“Ben sizleri vicdanınıza havale ediyorum”

09 Ekim 2011

GENEL

Abdullah Gavremoğlu 50. celsedeki savunmasını bu şekilde bitiriyor. Mahkeme ise üç gün sonra (26 Ağustos 2011) aldığı ara kararla, “Mahkeme Heyeti, iddianameyi düzenleyen Cumhuriyet Savcıları ve Duruşma Savcısına yönelik sözleri nedeniyle” Gavremoğlu hakkında suç duyurusunda bulunuyor; Gavremoğlu’nu “gereğinin takdir ve ifası için” Silivri Cumhuriyet Başsavcılığına havale ediyor.

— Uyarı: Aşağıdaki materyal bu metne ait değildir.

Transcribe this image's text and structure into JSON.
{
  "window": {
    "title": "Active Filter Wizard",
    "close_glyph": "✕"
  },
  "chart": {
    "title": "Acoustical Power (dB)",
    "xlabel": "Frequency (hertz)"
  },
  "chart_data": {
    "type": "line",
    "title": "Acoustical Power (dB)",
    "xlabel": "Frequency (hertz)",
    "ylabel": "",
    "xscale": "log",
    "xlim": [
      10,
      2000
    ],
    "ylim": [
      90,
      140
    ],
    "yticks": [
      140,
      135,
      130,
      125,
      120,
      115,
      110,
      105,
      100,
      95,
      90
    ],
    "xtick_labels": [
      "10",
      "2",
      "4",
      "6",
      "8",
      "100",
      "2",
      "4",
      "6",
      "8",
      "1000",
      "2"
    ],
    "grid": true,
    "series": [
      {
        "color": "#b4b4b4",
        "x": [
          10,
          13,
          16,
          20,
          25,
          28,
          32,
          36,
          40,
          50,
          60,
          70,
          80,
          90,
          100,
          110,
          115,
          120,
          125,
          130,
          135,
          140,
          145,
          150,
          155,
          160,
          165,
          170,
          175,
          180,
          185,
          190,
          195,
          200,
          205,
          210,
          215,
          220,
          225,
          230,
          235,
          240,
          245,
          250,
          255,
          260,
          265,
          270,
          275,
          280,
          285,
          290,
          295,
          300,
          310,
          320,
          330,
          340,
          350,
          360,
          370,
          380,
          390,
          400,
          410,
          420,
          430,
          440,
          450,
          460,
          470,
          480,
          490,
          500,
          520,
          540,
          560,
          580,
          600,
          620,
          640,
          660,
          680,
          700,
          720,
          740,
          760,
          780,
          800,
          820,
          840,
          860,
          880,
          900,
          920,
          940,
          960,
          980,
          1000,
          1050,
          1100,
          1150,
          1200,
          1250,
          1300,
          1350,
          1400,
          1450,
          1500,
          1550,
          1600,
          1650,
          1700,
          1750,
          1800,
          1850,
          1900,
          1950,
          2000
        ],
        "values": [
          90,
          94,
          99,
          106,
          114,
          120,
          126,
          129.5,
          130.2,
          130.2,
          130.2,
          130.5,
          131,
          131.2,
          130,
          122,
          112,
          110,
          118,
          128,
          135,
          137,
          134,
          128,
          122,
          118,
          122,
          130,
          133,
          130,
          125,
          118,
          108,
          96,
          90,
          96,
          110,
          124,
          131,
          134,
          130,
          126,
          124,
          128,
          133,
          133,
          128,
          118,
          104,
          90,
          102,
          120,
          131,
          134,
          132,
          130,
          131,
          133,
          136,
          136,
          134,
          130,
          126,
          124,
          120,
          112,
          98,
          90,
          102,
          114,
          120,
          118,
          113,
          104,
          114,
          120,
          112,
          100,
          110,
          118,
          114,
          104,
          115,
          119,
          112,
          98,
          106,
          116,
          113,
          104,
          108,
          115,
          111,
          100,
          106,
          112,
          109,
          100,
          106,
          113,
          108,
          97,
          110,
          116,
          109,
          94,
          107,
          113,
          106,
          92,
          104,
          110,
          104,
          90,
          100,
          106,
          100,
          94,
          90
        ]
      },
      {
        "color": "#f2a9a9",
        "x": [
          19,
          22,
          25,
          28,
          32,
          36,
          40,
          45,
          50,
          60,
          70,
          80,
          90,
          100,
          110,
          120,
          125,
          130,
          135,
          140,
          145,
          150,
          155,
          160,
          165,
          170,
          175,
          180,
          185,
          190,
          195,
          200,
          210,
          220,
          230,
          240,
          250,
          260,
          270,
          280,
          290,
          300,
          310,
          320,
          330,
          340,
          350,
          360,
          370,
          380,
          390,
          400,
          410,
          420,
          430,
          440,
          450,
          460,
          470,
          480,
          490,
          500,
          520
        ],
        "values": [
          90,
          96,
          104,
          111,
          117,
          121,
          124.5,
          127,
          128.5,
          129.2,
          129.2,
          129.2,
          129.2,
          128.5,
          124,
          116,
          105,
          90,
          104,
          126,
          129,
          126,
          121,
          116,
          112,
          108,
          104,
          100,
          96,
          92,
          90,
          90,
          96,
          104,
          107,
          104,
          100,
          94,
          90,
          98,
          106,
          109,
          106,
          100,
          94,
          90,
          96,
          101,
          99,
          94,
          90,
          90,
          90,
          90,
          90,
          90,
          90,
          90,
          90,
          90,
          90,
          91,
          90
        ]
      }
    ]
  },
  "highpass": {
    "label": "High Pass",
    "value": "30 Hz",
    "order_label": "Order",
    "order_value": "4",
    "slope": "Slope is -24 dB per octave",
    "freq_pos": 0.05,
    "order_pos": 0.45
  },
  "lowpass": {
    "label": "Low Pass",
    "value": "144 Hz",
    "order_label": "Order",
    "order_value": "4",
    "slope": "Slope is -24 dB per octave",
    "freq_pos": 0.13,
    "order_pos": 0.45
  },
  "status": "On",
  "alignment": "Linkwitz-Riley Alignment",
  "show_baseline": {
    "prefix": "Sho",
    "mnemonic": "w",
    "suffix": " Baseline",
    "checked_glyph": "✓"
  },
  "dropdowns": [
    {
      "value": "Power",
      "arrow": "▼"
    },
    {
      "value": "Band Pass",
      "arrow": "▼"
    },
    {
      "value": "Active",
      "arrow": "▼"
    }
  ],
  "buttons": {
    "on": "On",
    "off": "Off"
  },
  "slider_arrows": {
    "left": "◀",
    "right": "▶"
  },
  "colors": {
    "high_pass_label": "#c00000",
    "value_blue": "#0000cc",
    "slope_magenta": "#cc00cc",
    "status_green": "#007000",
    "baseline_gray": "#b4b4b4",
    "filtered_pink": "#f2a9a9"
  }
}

Gavremoğlu’nun savunmasını olduğu gibi buraya taşıyoruz.

“Ben Amiral Gavremoğlu.

Eğer bir anlamı varsa, seminere katılmadım. Elektronik veya ıslak hiçbir imzanın bulunmadığı CD’ye dayanan ve Mahkemenizce kabul edilen iddianameyi ben reddediyorum.

EK-A, EK-D ve amiral listesinde bilgim ve iradem dışında sadece ismim yazılı diye sanık olmama vesile olan, Savcı ve polis imzasına haiz tüm suçlamaları da kesinlikle kabul etmiyorum. Bu suçlamalara yönelik detaylı savunmamı ve eklerini Mahkemenize sunuyorum. Savcılıkta verdiğim ifade aynen geçerlidir. Sayın Özden Örnek, Utku Arslan ve Cengiz Köylü başta olmak üzere iddianameye ve özellikle yapılan sahteciliğe yönelik tüm savunmalara katılıyorum.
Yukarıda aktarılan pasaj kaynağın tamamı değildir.